Nine Kings in one photo

By RHP | Posted on: November 22, 2013 | Updated on: July 7, 2014
Nine Kings in one photo

Nine Kings in one photo, 1910.

In May 1910, European royalty gathered in London for the funeral of King Edward VII. Among the mourners were nine reigning kings, who were photographed together in what very well may be the only photograph of nine reigning kings ever taken. Of the nine sovereigns pictured, four would be deposed and one assassinated. Within five years, Britain and Belgium would be at war with Germany and Bulgaria.

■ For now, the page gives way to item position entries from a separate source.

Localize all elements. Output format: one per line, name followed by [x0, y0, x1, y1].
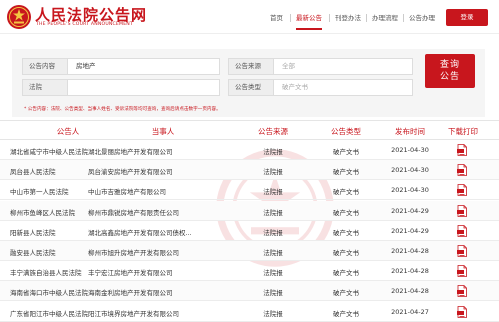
query-button-label-1: 查询 — [439, 60, 460, 70]
pdf-download-icon[interactable] — [457, 184, 467, 197]
nav-process[interactable]: 办理流程 — [372, 11, 398, 25]
announcer-cell[interactable]: 丰宁满族自治县人民法院 — [10, 267, 82, 277]
table-row[interactable]: 中山市第一人民法院 中山市吉雅房地产有限公司 法院报 破产文书 2021-04-30 — [0, 180, 499, 201]
announcer-cell[interactable]: 海南省海口市中级人民法院 — [10, 287, 88, 297]
query-button-label-2: 公告 — [439, 72, 460, 82]
date-cell: 2021-04-27 — [391, 307, 429, 316]
pdf-download-icon[interactable] — [457, 265, 467, 278]
party-cell[interactable]: 湖北高鑫房地产开发有限公司债权... — [88, 227, 192, 237]
source-cell: 法院报 — [263, 289, 283, 298]
party-cell[interactable]: 阳江市境界房地产开发有限公司 — [88, 308, 179, 318]
type-cell: 破产文书 — [333, 289, 359, 298]
source-cell: 法院报 — [263, 148, 283, 156]
date-cell: 2021-04-28 — [391, 247, 429, 255]
source-cell: 法院报 — [263, 228, 283, 237]
table-row[interactable]: 凤台县人民法院 凤台渝安房地产开发有限公司 法院报 破产文书 2021-04-30 — [0, 160, 499, 181]
party-cell[interactable]: 丰宁宏江房地产开发有限公司 — [88, 267, 173, 277]
pdf-download-icon[interactable] — [457, 204, 467, 217]
site-subtitle: THE PEOPLE'S COURT ANNOUNCEMENT — [36, 22, 133, 27]
pdf-download-icon[interactable] — [457, 285, 467, 298]
nav-latest-announcements[interactable]: 最新公告 — [296, 11, 322, 30]
query-button[interactable]: 查询 公告 — [425, 54, 475, 88]
table-row[interactable]: 海南省海口市中级人民法院 海南金利房地产开发有限公司 法院报 破产文书 2021-04-… — [0, 281, 499, 302]
party-cell[interactable]: 海南金利房地产开发有限公司 — [88, 287, 173, 297]
type-cell: 破产文书 — [333, 269, 359, 278]
announcer-cell[interactable]: 凤台县人民法院 — [10, 166, 56, 176]
type-cell: 破产文书 — [333, 188, 359, 197]
col-party: 当事人 — [151, 127, 175, 136]
party-cell[interactable]: 柳州市旭升房地产开发有限公司 — [88, 247, 179, 257]
table-row[interactable]: 柳州市鱼峰区人民法院 柳州市鼎锐房地产有限责任公司 法院报 破产文书 2021-04-2… — [0, 200, 499, 221]
type-cell: 破产文书 — [333, 168, 359, 177]
source-cell: 法院报 — [263, 309, 283, 318]
col-download: 下载打印 — [448, 127, 478, 136]
pdf-download-icon[interactable] — [457, 245, 467, 257]
announcer-cell[interactable]: 阳新县人民法院 — [10, 227, 56, 237]
content-input[interactable]: 房地产 — [67, 58, 220, 75]
pdf-download-icon[interactable] — [457, 224, 467, 237]
type-select[interactable]: 破产文书 — [273, 79, 413, 96]
table-header: 公告人 当事人 公告来源 公告类型 发布时间 下载打印 — [0, 120, 499, 140]
nav-publishing-methods[interactable]: 刊登办法 — [335, 11, 361, 25]
table-row[interactable]: 阳新县人民法院 湖北高鑫房地产开发有限公司债权... 法院报 破产文书 2021-04-… — [0, 221, 499, 241]
table-row[interactable]: 融安县人民法院 柳州市旭升房地产开发有限公司 法院报 破产文书 2021-04-28 — [0, 241, 499, 261]
type-cell: 破产文书 — [333, 309, 359, 318]
type-cell: 破产文书 — [333, 228, 359, 237]
nav-announcement-handling[interactable]: 公告办理 — [409, 11, 435, 25]
table-row[interactable]: 丰宁满族自治县人民法院 丰宁宏江房地产开发有限公司 法院报 破产文书 2021-04-2… — [0, 261, 499, 282]
pdf-download-icon[interactable] — [457, 164, 467, 177]
col-type: 公告类型 — [331, 127, 361, 136]
date-cell: 2021-04-30 — [391, 146, 429, 154]
type-cell: 破产文书 — [333, 249, 359, 257]
col-announcer: 公告人 — [56, 127, 80, 136]
date-cell: 2021-04-28 — [391, 287, 429, 296]
source-cell: 法院报 — [263, 269, 283, 278]
date-cell: 2021-04-29 — [391, 206, 429, 215]
court-emblem-logo[interactable] — [6, 4, 32, 30]
announcer-cell[interactable]: 柳州市鱼峰区人民法院 — [10, 207, 75, 217]
court-input[interactable] — [67, 79, 220, 96]
col-date: 发布时间 — [395, 127, 425, 136]
login-button[interactable]: 登录 — [446, 9, 488, 26]
date-cell: 2021-04-30 — [391, 166, 429, 175]
table-row[interactable]: 湖北省咸宁市中级人民法院 湖北景丽房地产开发有限公司 法院报 破产文书 2021-04-… — [0, 140, 499, 160]
announcer-cell[interactable]: 融安县人民法院 — [10, 247, 56, 257]
pdf-download-icon[interactable] — [457, 305, 467, 318]
source-cell: 法院报 — [263, 168, 283, 177]
content-label: 公告内容 — [22, 58, 68, 75]
court-label: 法院 — [22, 79, 68, 96]
pdf-download-icon[interactable] — [457, 144, 467, 156]
site-header: 人民法院公告网 THE PEOPLE'S COURT ANNOUNCEMENT … — [0, 0, 499, 34]
announcer-cell[interactable]: 广东省阳江市中级人民法院 — [10, 308, 88, 318]
search-hint: * 公告内容：法院、公告类型、当事人姓名、受诉法院等均可查询，查询后请点击数字一… — [24, 107, 221, 112]
party-cell[interactable]: 湖北景丽房地产开发有限公司 — [88, 146, 173, 156]
table-row[interactable]: 广东省阳江市中级人民法院 阳江市境界房地产开发有限公司 法院报 破产文书 2021-04… — [0, 302, 499, 322]
nav-home[interactable]: 首页 — [270, 11, 283, 25]
col-source: 公告来源 — [258, 127, 288, 136]
date-cell: 2021-04-28 — [391, 267, 429, 276]
source-cell: 法院报 — [263, 188, 283, 197]
announcer-cell[interactable]: 中山市第一人民法院 — [10, 186, 69, 196]
source-cell: 法院报 — [263, 249, 283, 257]
party-cell[interactable]: 中山市吉雅房地产有限公司 — [88, 186, 166, 196]
party-cell[interactable]: 凤台渝安房地产开发有限公司 — [88, 166, 173, 176]
announcer-cell[interactable]: 湖北省咸宁市中级人民法院 — [10, 146, 88, 156]
type-cell: 破产文书 — [333, 148, 359, 156]
source-label: 公告来源 — [228, 58, 274, 75]
type-label: 公告类型 — [228, 79, 274, 96]
source-select[interactable]: 全部 — [273, 58, 413, 75]
party-cell[interactable]: 柳州市鼎锐房地产有限责任公司 — [88, 207, 179, 217]
source-cell: 法院报 — [263, 208, 283, 217]
date-cell: 2021-04-30 — [391, 186, 429, 195]
date-cell: 2021-04-29 — [391, 226, 429, 235]
type-cell: 破产文书 — [333, 208, 359, 217]
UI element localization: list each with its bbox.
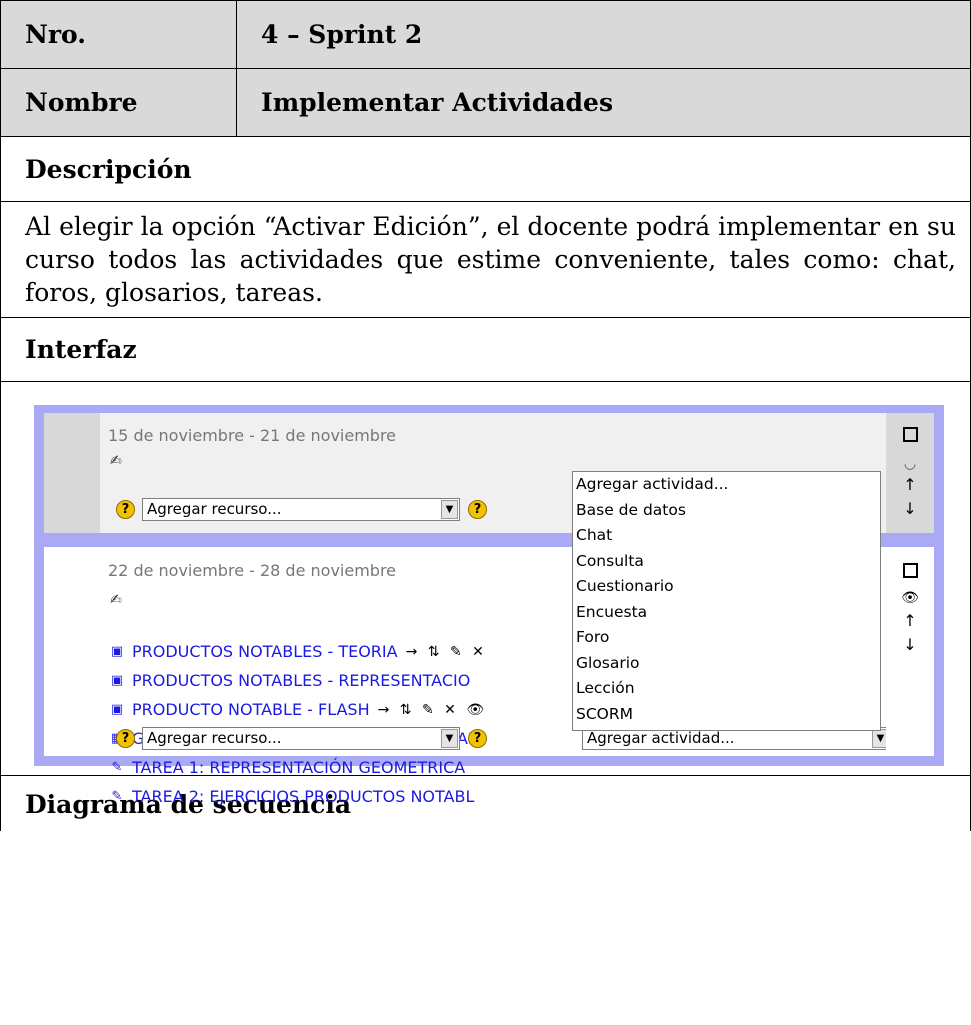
dropdown-option[interactable]: Lección bbox=[573, 676, 880, 702]
resource-link[interactable]: PRODUCTOS NOTABLES - TEORIA bbox=[132, 642, 398, 661]
arrow-up-icon[interactable]: ↑ bbox=[900, 477, 920, 493]
add-activity-select-value: Agregar actividad... bbox=[587, 729, 735, 747]
nro-label: Nro. bbox=[0, 0, 237, 69]
resource-list: ▣ PRODUCTOS NOTABLES - TEORIA → ⇅ ✎ ✕ ▣ PROD… bbox=[108, 637, 487, 811]
week-title: 15 de noviembre - 21 de noviembre bbox=[108, 426, 397, 445]
edit-pen-icon[interactable]: ✍ bbox=[110, 592, 122, 608]
descripcion-label: Descripción bbox=[0, 136, 971, 202]
dropdown-option[interactable]: Base de datos bbox=[573, 498, 880, 524]
resource-link[interactable]: PRODUCTO NOTABLE - FLASH bbox=[132, 700, 370, 719]
add-resource-select[interactable]: Agregar recurso... ▼ bbox=[142, 498, 460, 521]
resource-item[interactable]: ▣ PRODUCTO NOTABLE - FLASH → ⇅ ✎ ✕ 👁 bbox=[108, 695, 487, 724]
week-title: 22 de noviembre - 28 de noviembre bbox=[108, 561, 397, 580]
arrow-down-icon[interactable]: ↓ bbox=[900, 501, 920, 517]
dropdown-option[interactable]: Glosario bbox=[573, 651, 880, 677]
nombre-label: Nombre bbox=[0, 68, 237, 137]
dropdown-option[interactable]: Agregar actividad... bbox=[573, 472, 880, 498]
resource-link[interactable]: PRODUCTOS NOTABLES - REPRESENTACIO bbox=[132, 671, 470, 690]
document-icon: ▣ bbox=[110, 643, 124, 659]
highlight-square-icon[interactable] bbox=[900, 563, 920, 581]
assignment-icon: ✎ bbox=[111, 759, 123, 775]
activity-dropdown-list[interactable]: Agregar actividad... Base de datos Chat Con… bbox=[572, 471, 881, 731]
dropdown-option[interactable]: Encuesta bbox=[573, 600, 880, 626]
nombre-value: Implementar Actividades bbox=[236, 68, 971, 137]
chevron-down-icon[interactable]: ▼ bbox=[441, 729, 458, 748]
eye-icon[interactable]: 👁 bbox=[900, 591, 920, 605]
week-right-bar: 👁 ↑ ↓ bbox=[886, 547, 934, 756]
resource-item[interactable]: ✎ TAREA 2: EJERCICIOS PRODUCTOS NOTABL bbox=[108, 782, 487, 811]
dropdown-option[interactable]: SCORM bbox=[573, 702, 880, 728]
resource-item[interactable]: ✎ TAREA 1: REPRESENTACIÓN GEOMETRICA bbox=[108, 753, 487, 782]
hidden-eye-icon[interactable]: ◡ bbox=[900, 457, 920, 471]
resource-item[interactable]: ▣ PRODUCTOS NOTABLES - REPRESENTACIO bbox=[108, 666, 487, 695]
descripcion-text: Al elegir la opción “Activar Edición”, e… bbox=[0, 201, 971, 318]
moodle-screenshot: 15 de noviembre - 21 de noviembre ✍ ? Ag… bbox=[34, 405, 944, 806]
document-icon: ▣ bbox=[110, 701, 124, 717]
chevron-down-icon[interactable]: ▼ bbox=[441, 500, 458, 519]
resource-actions[interactable]: → ⇅ ✎ ✕ 👁 bbox=[378, 702, 488, 718]
dropdown-option[interactable]: Cuestionario bbox=[573, 574, 880, 600]
help-icon[interactable]: ? bbox=[468, 500, 487, 519]
descripcion-title-row: Descripción bbox=[0, 136, 971, 202]
dropdown-group-label: Tareas bbox=[573, 727, 880, 730]
week-right-bar: ◡ ↑ ↓ bbox=[886, 413, 934, 533]
dropdown-option[interactable]: Consulta bbox=[573, 549, 880, 575]
descripcion-row: Al elegir la opción “Activar Edición”, e… bbox=[0, 201, 971, 318]
highlight-square-icon[interactable] bbox=[900, 427, 920, 445]
arrow-up-icon[interactable]: ↑ bbox=[900, 613, 920, 629]
week-left-bar bbox=[44, 413, 100, 533]
edit-pen-icon[interactable]: ✍ bbox=[110, 453, 122, 469]
resource-actions[interactable]: → ⇅ ✎ ✕ bbox=[406, 644, 487, 660]
help-icon[interactable]: ? bbox=[468, 729, 487, 748]
dropdown-option[interactable]: Foro bbox=[573, 625, 880, 651]
assignment-icon: ✎ bbox=[111, 788, 123, 804]
help-icon[interactable]: ? bbox=[116, 500, 135, 519]
header-row-nombre: Nombre Implementar Actividades bbox=[0, 68, 971, 137]
resource-link[interactable]: TAREA 2: EJERCICIOS PRODUCTOS NOTABL bbox=[132, 787, 474, 806]
resource-link[interactable]: TAREA 1: REPRESENTACIÓN GEOMETRICA bbox=[132, 758, 465, 777]
interfaz-label: Interfaz bbox=[0, 317, 971, 382]
interfaz-title-row: Interfaz bbox=[0, 317, 971, 382]
add-resource-select[interactable]: Agregar recurso... ▼ bbox=[142, 727, 460, 750]
header-row-nro: Nro. 4 – Sprint 2 bbox=[0, 0, 971, 69]
nro-value: 4 – Sprint 2 bbox=[236, 0, 971, 69]
arrow-down-icon[interactable]: ↓ bbox=[900, 637, 920, 653]
add-resource-select-value: Agregar recurso... bbox=[147, 729, 282, 747]
resource-item[interactable]: ▣ PRODUCTOS NOTABLES - TEORIA → ⇅ ✎ ✕ bbox=[108, 637, 487, 666]
help-icon[interactable]: ? bbox=[116, 729, 135, 748]
add-resource-select-value: Agregar recurso... bbox=[147, 500, 282, 518]
document-icon: ▣ bbox=[110, 672, 124, 688]
dropdown-option[interactable]: Chat bbox=[573, 523, 880, 549]
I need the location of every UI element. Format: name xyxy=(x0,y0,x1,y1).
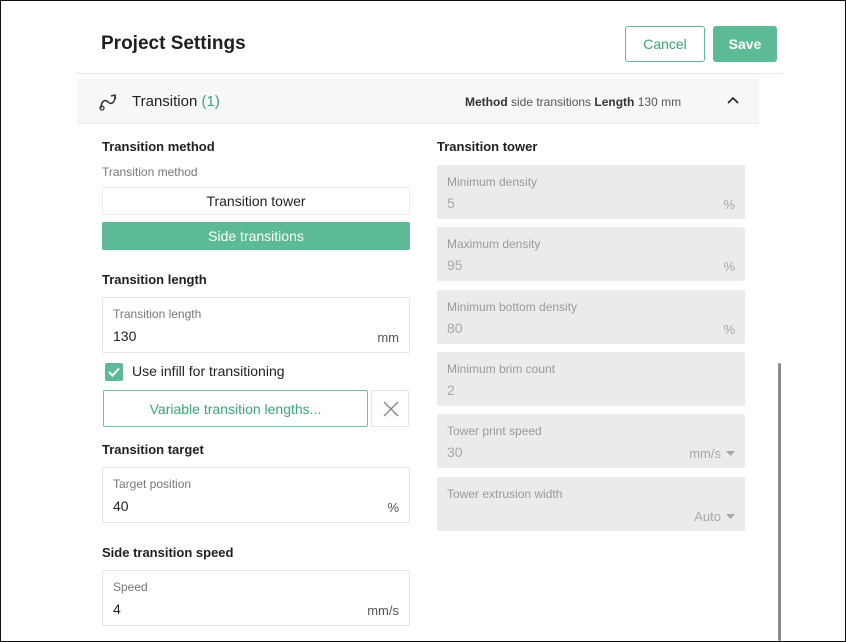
field-value: 30 xyxy=(447,444,463,460)
close-icon xyxy=(383,401,399,417)
minimum-brim-count-field: Minimum brim count 2 xyxy=(437,352,745,406)
target-position-field[interactable]: Target position 40 % xyxy=(102,467,410,523)
transition-length-heading: Transition length xyxy=(102,272,207,287)
summary-method-value: side transitions xyxy=(511,95,592,109)
field-unit: mm/s xyxy=(367,603,399,618)
field-unit: % xyxy=(723,197,735,212)
field-value: 2 xyxy=(447,382,455,398)
transition-method-heading: Transition method xyxy=(102,139,215,154)
transition-length-field[interactable]: Transition length 130 mm xyxy=(102,297,410,353)
variable-transition-lengths-button[interactable]: Variable transition lengths... xyxy=(103,390,368,427)
field-value: 80 xyxy=(447,320,463,336)
dropdown-caret-icon xyxy=(726,514,735,519)
field-label: Tower extrusion width xyxy=(447,487,563,501)
section-title: Transition (1) xyxy=(132,93,220,110)
field-label: Speed xyxy=(113,580,148,594)
field-unit: % xyxy=(723,322,735,337)
field-label: Minimum brim count xyxy=(447,362,556,376)
field-value: 5 xyxy=(447,195,455,211)
field-label: Minimum bottom density xyxy=(447,300,578,314)
field-unit: mm xyxy=(377,330,399,345)
infill-checkbox-label[interactable]: Use infill for transitioning xyxy=(132,363,285,379)
page-title: Project Settings xyxy=(101,33,246,54)
section-count: (1) xyxy=(201,93,220,110)
minimum-density-field: Minimum density 5 % xyxy=(437,165,745,219)
transition-tower-heading: Transition tower xyxy=(437,139,538,154)
field-unit: % xyxy=(723,259,735,274)
clear-button[interactable] xyxy=(371,390,409,427)
transition-section-header[interactable]: Transition (1) Method side transitions L… xyxy=(77,79,759,124)
field-value: 95 xyxy=(447,257,463,273)
field-label: Minimum density xyxy=(447,175,538,189)
scrollbar[interactable] xyxy=(778,363,781,641)
infill-checkbox[interactable] xyxy=(105,363,123,381)
summary-length-value: 130 mm xyxy=(637,95,682,109)
section-summary: Method side transitions Length 130 mm xyxy=(465,95,681,109)
transition-method-sublabel: Transition method xyxy=(102,165,198,179)
speed-field[interactable]: Speed 4 mm/s xyxy=(102,570,410,626)
dropdown-caret-icon xyxy=(726,451,735,456)
field-unit-select: mm/s xyxy=(689,446,721,461)
tower-print-speed-field: Tower print speed 30 mm/s xyxy=(437,414,745,468)
tower-extrusion-width-field: Tower extrusion width Auto xyxy=(437,477,745,531)
check-icon xyxy=(108,367,120,377)
transition-icon xyxy=(99,94,117,111)
section-title-text: Transition xyxy=(132,93,198,110)
summary-length-key: Length xyxy=(594,95,635,109)
field-unit-select: Auto xyxy=(694,509,721,524)
option-transition-tower[interactable]: Transition tower xyxy=(102,187,410,215)
side-transition-speed-heading: Side transition speed xyxy=(102,545,234,560)
field-label: Maximum density xyxy=(447,237,541,251)
field-value: 40 xyxy=(113,498,129,514)
save-button[interactable]: Save xyxy=(713,26,777,62)
settings-window: Project Settings Cancel Save Transition … xyxy=(0,0,846,642)
summary-method-key: Method xyxy=(465,95,508,109)
field-label: Tower print speed xyxy=(447,424,542,438)
cancel-button[interactable]: Cancel xyxy=(625,26,705,62)
field-label: Transition length xyxy=(113,307,202,321)
field-unit: % xyxy=(387,500,399,515)
divider xyxy=(77,73,783,74)
minimum-bottom-density-field: Minimum bottom density 80 % xyxy=(437,290,745,344)
maximum-density-field: Maximum density 95 % xyxy=(437,227,745,281)
transition-target-heading: Transition target xyxy=(102,442,204,457)
field-value: 4 xyxy=(113,601,121,617)
field-value: 130 xyxy=(113,328,137,344)
option-side-transitions[interactable]: Side transitions xyxy=(102,222,410,250)
field-label: Target position xyxy=(113,477,192,491)
chevron-up-icon[interactable] xyxy=(725,92,741,108)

Only five of the nine monarchies represented in the photo still exist today.

Standing  from left to right: King Haakon VII of Norway, King Ferdinand of Bulgaria, King Manuel of Portugal, Kaiser Wilhelm II of the German Empire, King George I of The Hellenes (Greece) and King Albert I of the Belgians (Belgium). Seated, from left to right: King Alfonso XIII of Spain, King-Emperor George V of the Great Britain and King Frederick VIII of Denmark.

There are several family relations in that picture. For instance, Frederik VIII of Denmark (bottom right) was the father of Haakon VII of Norway (top left), while Wilhelm II of Germany (top, 3rd from the right) was first cousin of both George V of the United Kingdom (bottom center), and Queen Maud of Norway who was wife to Haakon VII of Norway and sister to George V of the United Kingdom – which made Haakon VII of Norway and George V of the United Kingdom brother-in-laws. George V of the United Kingdom’s and Queen Maud of Norway’s mother was incidentally Alexandra of Denmark, sister to Frederik VIII of Denmark. This means that Frederik VIII of Denmark was also the uncle of George V of the United Kingdom.

George was a grandson of Queen Victoria and Prince Albert and the first cousin of Tsar Nicholas II of Russia and Kaiser Wilhelm II of Germany. The funeral of Henry VII was the last time all of the great European monarchs would meet before the First World War, the same war that would end most of the monarchical lines of Europe for good. Imagine, they all knew a war was coming, all knew it was going to be between them. Looking at this picture really makes one realize how much the First World War was the result of national egos embodied by monarchs. And just how full of nonsense they were with any sense of honor or duty to their states.